You’d think that the very ominous tone of the National Climate Assessment, with its devastating, point-by-point analysis of how climate change is already wreaking havoc in every corner of the United States might finally have Congress sitting up and taking notice.
Or maybe you wouldn’t. In which case you’d be right. In fact, it’s all just business as usual in the nation’s capital, where perhaps the most depressingly ironic comments, this week, were from Congressmen who now concede that human-caused climate change is real, but who still oppose taking action on the basis that this will hurt jobs for miners.
The senator will say and do pretty much anything to protect his job – or, as he would put it, the jobs of the miners.
Think about that. We are already on track, by even some of the most conservative estimates, for the planet to warm by at least another 10 degrees during this century. Digging up more coal will only make things worse than ever. But coal mining is a key industry in states like Kentucky, where the Senate’s top Republican, Mitch McConnell, is up for re-election this fall. So McConnell, who’s bought and paid for by the coal industry, will say and do pretty much anything to protect his job – or, as he would put it, the jobs of the miners.
Other senators were also lining up to tell the news networks about all the other issues they consider to be more important than the end of the world as we know it – issues like the Veterans Administration (Sen. Cornyn of Texas), employment (Sen. Barrasso of Wyoming), and the economy (Sen. Thune of South Dakota).
Of course, if the economy were truly a priority, these folks would be all-hands-on-deck to mitigate such things as the drying up of farming and ranching in Western states from California to Oklahoma, the destruction of the citrus crop in Florida; the collapse, all across the nation, of the bees, without whom we will soon be unable to pollinate most of our crops; and hundreds of other climate-caused catastrophes.
While the National Climate Assessment focuses on the United States, its findings apply all over the world. In just one example of how climate change lies behind much of the conflict between nations, especially in the Middle East and Africa, we learned this week that the trouble in Ukraine can be attributed, in part, to a fight over water. As the Daily Beast explained:
Crimea relies on the Ukrainian mainland for 80 percent of its local water supply, and much of Crimea is farmland. A lack of water could influence dramatically this year’s harvest and could potentially render the Crimean peninsula an agricultural wasteland.
As always, of course, the reporting of this latest climate assessment focused entirely on how it hurts us humans. Instead, it’s still mostly the other animals who are taking the rap at a terrible rate. Right now, roughly 200 entire species are going extinct every week. Mostly, they’re considered expendable in the service of “the economy” and “progress”. So their demise, when mentioned at all, is discussed largely as a matter of the need to “conserve resources.”

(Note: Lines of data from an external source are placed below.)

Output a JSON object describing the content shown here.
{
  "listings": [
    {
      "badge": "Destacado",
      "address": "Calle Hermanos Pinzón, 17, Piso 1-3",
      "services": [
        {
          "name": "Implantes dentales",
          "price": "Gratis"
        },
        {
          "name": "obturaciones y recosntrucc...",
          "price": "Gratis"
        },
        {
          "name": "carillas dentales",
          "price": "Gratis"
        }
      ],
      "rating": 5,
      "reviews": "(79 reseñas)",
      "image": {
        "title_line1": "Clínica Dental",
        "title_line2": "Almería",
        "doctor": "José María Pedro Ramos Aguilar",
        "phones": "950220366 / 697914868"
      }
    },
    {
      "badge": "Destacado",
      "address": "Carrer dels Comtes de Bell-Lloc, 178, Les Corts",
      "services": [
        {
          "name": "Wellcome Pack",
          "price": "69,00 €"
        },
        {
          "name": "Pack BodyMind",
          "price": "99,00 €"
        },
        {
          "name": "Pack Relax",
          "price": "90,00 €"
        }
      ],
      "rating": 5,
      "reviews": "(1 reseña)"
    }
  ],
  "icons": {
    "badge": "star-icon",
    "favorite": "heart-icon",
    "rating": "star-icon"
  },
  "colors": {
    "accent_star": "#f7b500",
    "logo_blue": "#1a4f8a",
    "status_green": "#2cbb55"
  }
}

And so it is that at laboratories all over the country, researchers are racing to develop new breeds of farmed animals who can survive our changing planet.
At Oklahoma State University, scientist Megan Rolf tells the L.A. Times that “the idea is to create animals that are more efficient,” like herds of cattle who consume less water and feed.
At the University of Delaware, researchers are developing chickens who can withstand higher temperatures.
Higher temperatures make turkey breast meat “mushy and unappetizing.”At Michigan State University, Professor Gale Strasburg explains that higher temperatures make turkeys vulnerable to a condition that makes their breast meat “mushy and unappetizing.” No mention, of course, of what it must be like to be one of those overheated turkey with mushy breasts. All the professor tells us is that “within a day or two after the heat wave hits, you will go from there being no problem at all on a farm to 40 percent of turkey breasts having a problem.”
Speaking of chickens and turkeys: Hundreds of chickens died at a factory farm in Mississippi last week when yet another climate-change-related tornado tore through eight buildings that housed almost a quarter of a million chickens. As workers raced around to capture thousands of helpless, fluttering birds, Tyson Foods, which contracts with the facility, said “our hearts go out to the family farmers.” No mention of hearts going out to the chickens. (Maybe some enterprising researcher at one of those universities is already thinking about developing a tornado-resistant chicken.)
At the heart of the climate catastrophe is the simple fact of humankind’s overwhelming concern with itself. Isn’t it always all about us: our jobs, our turkey breasts, our farms, our property, our water, our energy needs, our reelection prospects, our ratings (check out this absurd Crossfire episode on CNN).
This week, the President is finally making a brave attempt to draw people’s attention to the climate crisis and to the latest National Climate Assessment. The problem with it is not so much that it’s too little late (after all, anything’s better than nothing), but rather that, as always, it’s still all about us. And as long as that’s the case, it’s basically business as usual and you can kiss goodbye to all the other living beings whom we don’t consider to be anything more than resources.
And ultimately that means that since we’re all part of a single, intricate web of life, you can kiss goodbye to our own species, too.